Ma non vogliamo assumere il ruolo di giudici a buon mercato, anche perché le colpe, come i meriti, devono essere sempre riferite alle persone concrete e non in modo generico ad una società, contro la quale in troppi vogliono far parte del plotone di esecuzione.
Preferiamo stare dentro di essa svolgendo un ruolo positivo e propositivo. Abbiamo scelto di interpretare la vita come un arazzo che si costruisce e si ricama ogni giorno, dove tutti i fili hanno dignità e utilità e nulla viene buttato: collocato al posto giusto, ciascuno di essi riacquista lucentezza, vitalità e importanza.
Sono questi i riferimenti che ci guidano negli incontri che facciamo settimanalmente con i detenuti e coloro che hanno misure alternative alla detenzione, ospiti del Centro di Accoglienza, gestito dalla Cooperativa Sociale “Ut Unum Sint”.
“Riannodare i fili” è il titolo dei vari progetti realizzati in questi anni: i fili spezzati dentro la persona, che ha commesso il reato, i fili delle relazioni con la propria famiglia, con la comunità e più in generale con la società, per alcuni versi colpevole di non essere riuscita a includere tutti dentro un comportamento virtuoso e per altri versi vittima anch’essa dei vari reati.
La notizia del furto del presepe di via Cedrino ha richiamato la nostra attenzione, come del resto tutti i fatti che accadono attorno a noi.
Nel percorso di riflessione sulla “Giustizia riparativa”, i fatti spesso ci richiamano a mettere in campo pratiche riparative, per riparare il danno conseguenza di un’azione delittuosa.

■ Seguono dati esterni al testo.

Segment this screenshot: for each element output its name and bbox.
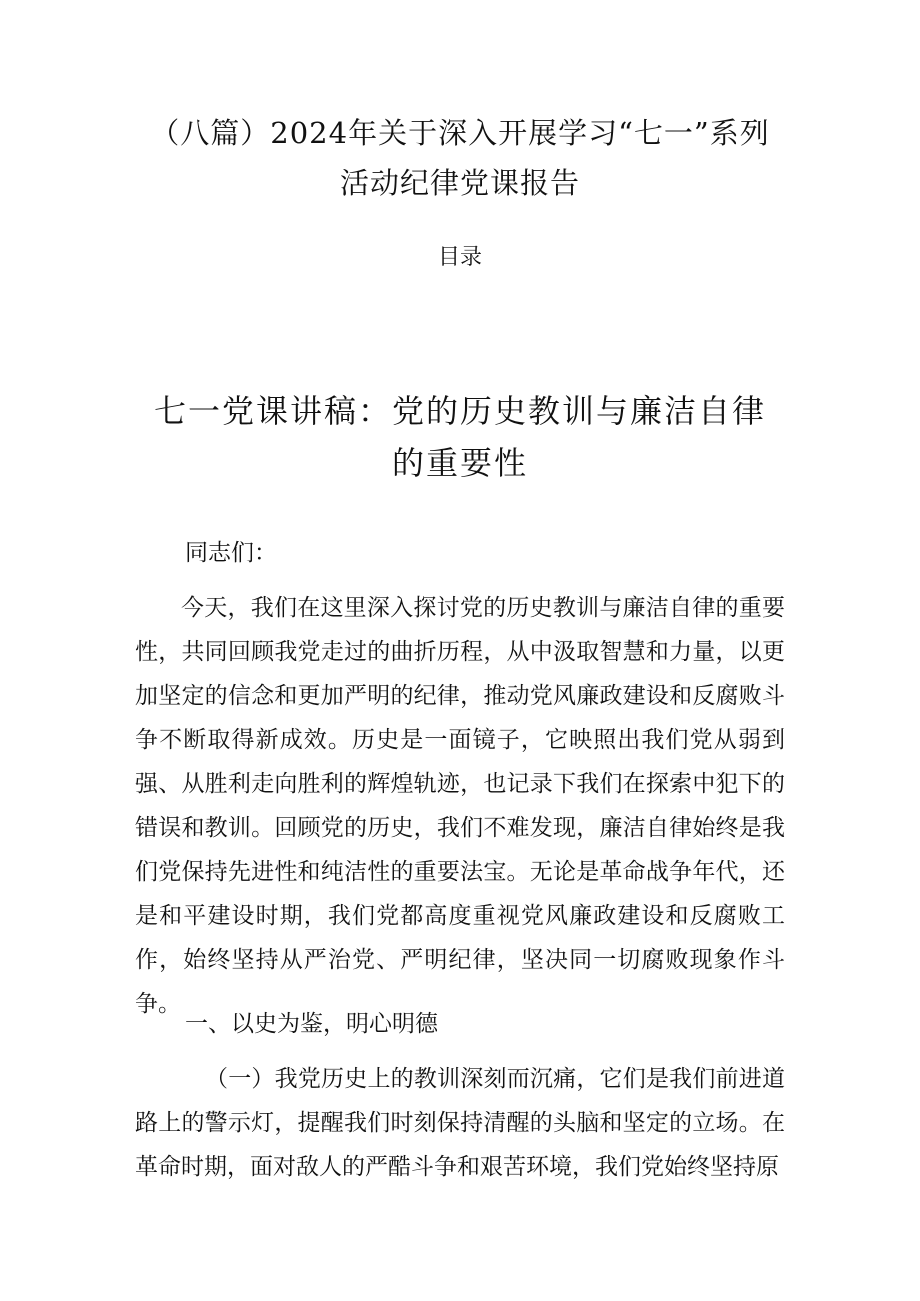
section-title: 七一党课讲稿：党的历史教训与廉洁自律的重要性: [153, 392, 766, 482]
body-paragraph-1: 今天，我们在这里深入探讨党的历史教训与廉洁自律的重要性，共同回顾我党走过的曲折历程，从中汲取智慧和力量，以更加坚定的信念和更加严明的纪律，推动党风廉政建设和反腐败斗争不断取得新成效。历史是一面镜子，它映照出我们党从弱到强、从胜利走向胜利的辉煌轨迹，也记录下我们在探索中犯下的错误和教训。回顾党的历史，我们不难发现，廉洁自律始终是我们党保持先进性和纯洁性的重要法宝。无论是革命战争年代，还是和平建设时期，我们党都高度重视党风廉政建设和反腐败工作，始终坚持从严治党、严明纪律，坚决同一切腐败现象作斗争。: [135, 595, 785, 1017]
subheading-1: 一、以史为鉴，明心明德: [185, 1011, 438, 1037]
toc-heading: 目录: [437, 245, 482, 270]
greeting: 同志们：: [185, 540, 277, 566]
document-title: （八篇）2024年关于深入开展学习“七一”系列活动纪律党课报告: [150, 116, 770, 200]
body-paragraph-2: （一）我党历史上的教训深刻而沉痛，它们是我们前进道路上的警示灯，提醒我们时刻保持清醒的头脑和坚定的立场。在革命时期，面对敌人的严酷斗争和艰苦环境，我们党始终坚持原: [135, 1066, 785, 1180]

Attualmente nel Centro di Accoglienza sono presenti alcuni detenuti, scarcerati per via dell’emergenza della pandemia, dove finiranno di scontare la pena, in regime di detenzione domiciliare.
Ci sono anche le persone che scontano la condanna in regime di misura alternativa alla detenzione e dipendenti della cooperativa.
Nel ragionamento condiviso, anche con la collaborazione dei volontari dell’Associazione, si è pensato di svolgere una piccola azione riparativa: quotarsi per ricomprare il presepe rubato nel quartiere di via Cedrino. La giustizia riparativa vuole che qualcuno ripari il danno, anche se non è stato lui a commetterlo.
Anche l’autore del reato è atteso da un impegno di protagonismo positivo. Il rimorso può segnare definitivamente l’esistenza, ma non serve a nessuno. Piuttosto è necessario riconoscere la propria responsabilità a intraprendere un percorso di riparazione.
In questo quadro di riferimento la stessa società può essere destinataria delle concrete azioni riparative.
Tra i giovani presenti nel Centro di Accoglienza ci sono anche persone di diversa religione, ma tutti hanno deciso di dare il proprio contributo per compiere l’azione riparativa.